Berulang kali Alim Markus bertemu dengan Sudikerta di Bali maupun di Surabaya. Ia menagih uang Rp 149 miliar yang sudah diberikan pada Sudikerta.
Namun, menurut Alim, Sudikerta tidak pernah membayar sepeser pun. Sudikerta selalu berjanji tapi tidak pernah ditepati.
Sampai sekarang uang tidak dikembalikan sama sekali sampai ada pelaporan ke polisi hingga bergulir di meja hijau.
Sementara itu, saat dimintai tanggapan keterangan Alim Markus, Sudikerta langsung membantah. Mantan Wabup Badung dan Wagub Bali itu menyebut tidak semua yang dikatakan Alim benar.
“Yang mana keterangan tidak benar?” tanya hakim Esthar. Dijelaskan Sudikerta, dia tidak pernah menyatakan punya tanah dua bidang tanah sebagaimana yang dikatakan Alim.
Tanah milik Sudikerta hanya seluas 3.300 meter persegi. “Yang kedua, saya membantah karena yang menawarkan tanah ini bukan saya. Dari awal saya tidak kenal beliau (Alim Markus),” sangkal Sudikerta.
Ditambahkan, yang menawarkan tanah pertama adalah Hendri Kaunang, presiden komisaris PT Maspion Group bersama Wayan Santoso. Keduanya datang ke rumah Sudikerta pada 2012.
Selanjutnya pada 2013 status tanah dicek ke notaris dan dinyatakan bersih semua.
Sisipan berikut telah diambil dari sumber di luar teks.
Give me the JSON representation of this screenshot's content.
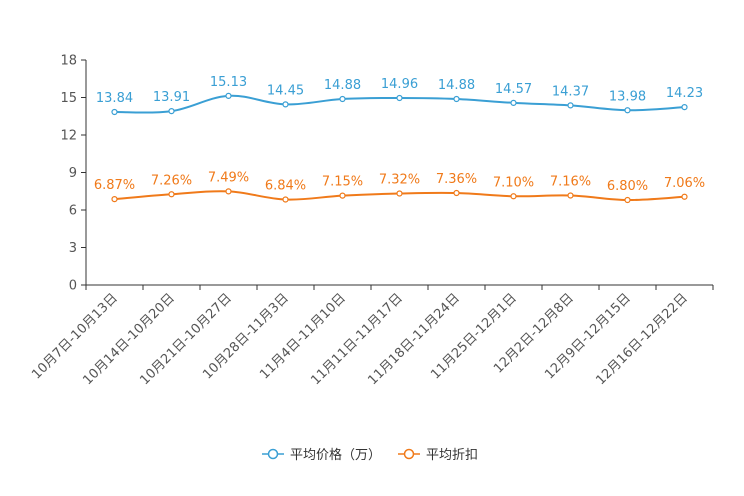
{
  "chart_data": {
    "type": "line",
    "title": "",
    "xlabel": "",
    "ylabel": "",
    "ylim": [
      0,
      18
    ],
    "yticks": [
      0,
      3,
      6,
      9,
      12,
      15,
      18
    ],
    "categories": [
      "10月7日-10月13日",
      "10月14日-10月20日",
      "10月21日-10月27日",
      "10月28日-11月3日",
      "11月4日-11月10日",
      "11月11日-11月17日",
      "11月18日-11月24日",
      "11月25日-12月1日",
      "12月2日-12月8日",
      "12月9日-12月15日",
      "12月16日-12月22日"
    ],
    "series": [
      {
        "name": "平均价格（万）",
        "color": "#3a9fd4",
        "values": [
          13.84,
          13.91,
          15.13,
          14.45,
          14.88,
          14.96,
          14.88,
          14.57,
          14.37,
          13.98,
          14.23
        ],
        "labels": [
          "13.84",
          "13.91",
          "15.13",
          "14.45",
          "14.88",
          "14.96",
          "14.88",
          "14.57",
          "14.37",
          "13.98",
          "14.23"
        ]
      },
      {
        "name": "平均折扣",
        "color": "#f07a1a",
        "values": [
          6.87,
          7.26,
          7.49,
          6.84,
          7.15,
          7.32,
          7.36,
          7.1,
          7.16,
          6.8,
          7.06
        ],
        "labels": [
          "6.87%",
          "7.26%",
          "7.49%",
          "6.84%",
          "7.15%",
          "7.32%",
          "7.36%",
          "7.10%",
          "7.16%",
          "6.80%",
          "7.06%"
        ]
      }
    ],
    "legend_position": "bottom-center"
  }
}
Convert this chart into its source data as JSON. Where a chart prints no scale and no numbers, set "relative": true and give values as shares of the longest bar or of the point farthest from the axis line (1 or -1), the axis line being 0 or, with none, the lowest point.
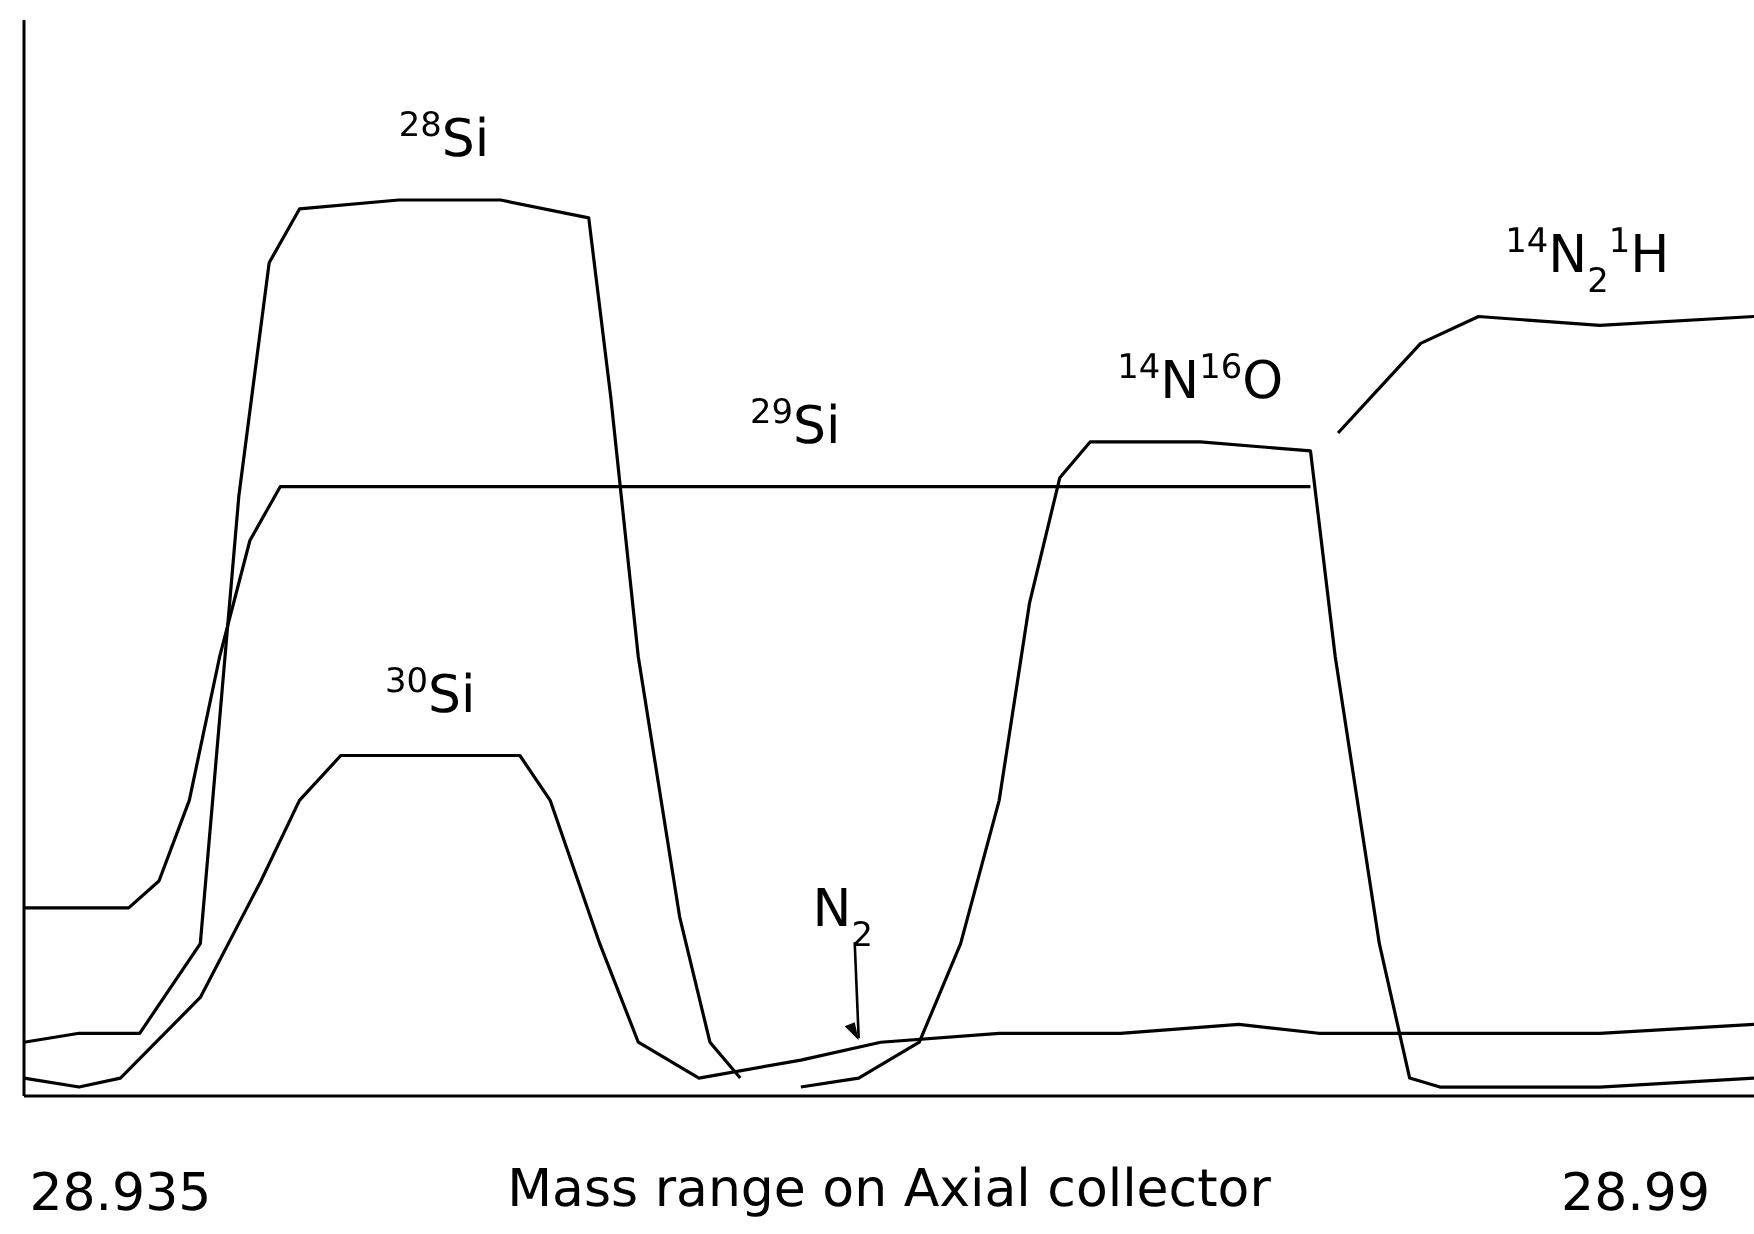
{
  "chart_data": {
    "type": "line",
    "relative": true,
    "xlabel": "Mass range on Axial collector",
    "xlim": [
      28.9315,
      28.9943
    ],
    "xticks": [
      28.935,
      28.99
    ],
    "grid": false,
    "series": [
      {
        "name": "$^{28}$Si",
        "color": "#000000",
        "x": [
          28.9315,
          28.9335,
          28.9357,
          28.9379,
          28.9393,
          28.9404,
          28.9415,
          28.9451,
          28.9488,
          28.952,
          28.9528,
          28.9538,
          28.9553,
          28.9564,
          28.9575
        ],
        "values": [
          0.06,
          0.07,
          0.07,
          0.17,
          0.67,
          0.93,
          0.99,
          1,
          1,
          0.98,
          0.78,
          0.49,
          0.2,
          0.06,
          0.02
        ]
      },
      {
        "name": "$^{14}$N$^{16}$O",
        "color": "#000000",
        "x": [
          28.9597,
          28.9618,
          28.964,
          28.9655,
          28.9669,
          28.968,
          28.9691,
          28.9702,
          28.9742,
          28.9782,
          28.9791,
          28.9807,
          28.9818,
          28.9829,
          28.9887,
          28.9943
        ],
        "values": [
          0.01,
          0.02,
          0.06,
          0.17,
          0.33,
          0.55,
          0.69,
          0.73,
          0.73,
          0.72,
          0.49,
          0.17,
          0.02,
          0.01,
          0.01,
          0.02
        ]
      },
      {
        "name": "$^{29}$Si",
        "color": "#000000",
        "x": [
          28.9315,
          28.9335,
          28.9353,
          28.9364,
          28.9375,
          28.9386,
          28.9397,
          28.9408,
          28.9451,
          28.9597,
          28.9742,
          28.9782
        ],
        "values": [
          0.21,
          0.21,
          0.21,
          0.24,
          0.33,
          0.49,
          0.62,
          0.68,
          0.68,
          0.68,
          0.68,
          0.68
        ]
      },
      {
        "name": "$^{14}$N$_{2}$$^{1}$H",
        "color": "#000000",
        "x": [
          28.9792,
          28.9807,
          28.9822,
          28.9843,
          28.9887,
          28.9943
        ],
        "values": [
          0.74,
          0.79,
          0.84,
          0.87,
          0.86,
          0.87
        ]
      },
      {
        "name": "$^{30}$Si",
        "color": "#000000",
        "x": [
          28.9315,
          28.9335,
          28.935,
          28.9379,
          28.9401,
          28.9415,
          28.943,
          28.9451,
          28.9495,
          28.9506,
          28.9524,
          28.9538,
          28.956,
          28.9597,
          28.9626,
          28.9669,
          28.9713,
          28.9756,
          28.9785,
          28.9814,
          28.9887,
          28.9943
        ],
        "values": [
          0.02,
          0.01,
          0.02,
          0.11,
          0.24,
          0.33,
          0.38,
          0.38,
          0.38,
          0.33,
          0.17,
          0.06,
          0.02,
          0.04,
          0.06,
          0.07,
          0.07,
          0.08,
          0.07,
          0.07,
          0.07,
          0.08
        ]
      }
    ],
    "annotations": [
      {
        "text": "N$_{2}$",
        "x": 28.9618,
        "y": 0.06
      }
    ]
  }
}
Setelah tiga bulan lebih baru datang Hendri Kaunang menyatakan tanah tidak jadi dibeli semua oleh PT Maspion Group.
Akhirnya Sudikerta ditawari kerja sama membentuk kongsi untuk membangun hotel bintang lima. PT Marindo Investama milik PT Maspion Group dijadikan satu dengan PT Pecatu Bangun Gemilang.
Lahirlah PT Marindo Gemilang. Dalam perusahaan tersebut PT Marindo Investama berhak atas saham 55 persen, dan PT Pecatu Bangun Gemilang berhak 45 persen.
“Yang ketiga, saya bantah menerima uang (Rp 149 miliar). Uang itu ditransfer ke rekening PT Pecatu Bangun Gemilang yang merupakan rekanan saya. Pemanfaatan dananya untuk saya pribadi tidak ada. Semua untuk perusahaan,” kilahnya.
Menanggapi bantahan Sudikerta, Alim tetap pada keterangannya. Ditemui usai sidang, Alim hanya tersenyum sinis atas keterangan Sudikerta.
“Tanya saja uangnya lari ke mana. Itu (uang Rp 149 miliar) sudah jelas. Tanya di kepolisian,” ucapnya singkat.
Selain Alim, dihadirkan pula Sugiharto, 68, penasihat hukum Alim, Eska Kanasut, 66, karyawan PT Maspion Group, Ida Ayu Mas Sukerti, 51, karyawan di notaris Sujarni, dan notaris Ni Nyoman Sujarni, 64, notaris dan PPAT di Kuta.
Namun, untuk pemeriksaan Sujarni ditunda karena notaris yang dihadirkan sebagai saksi harus ada izin dari mahkamah kehormatan notaris.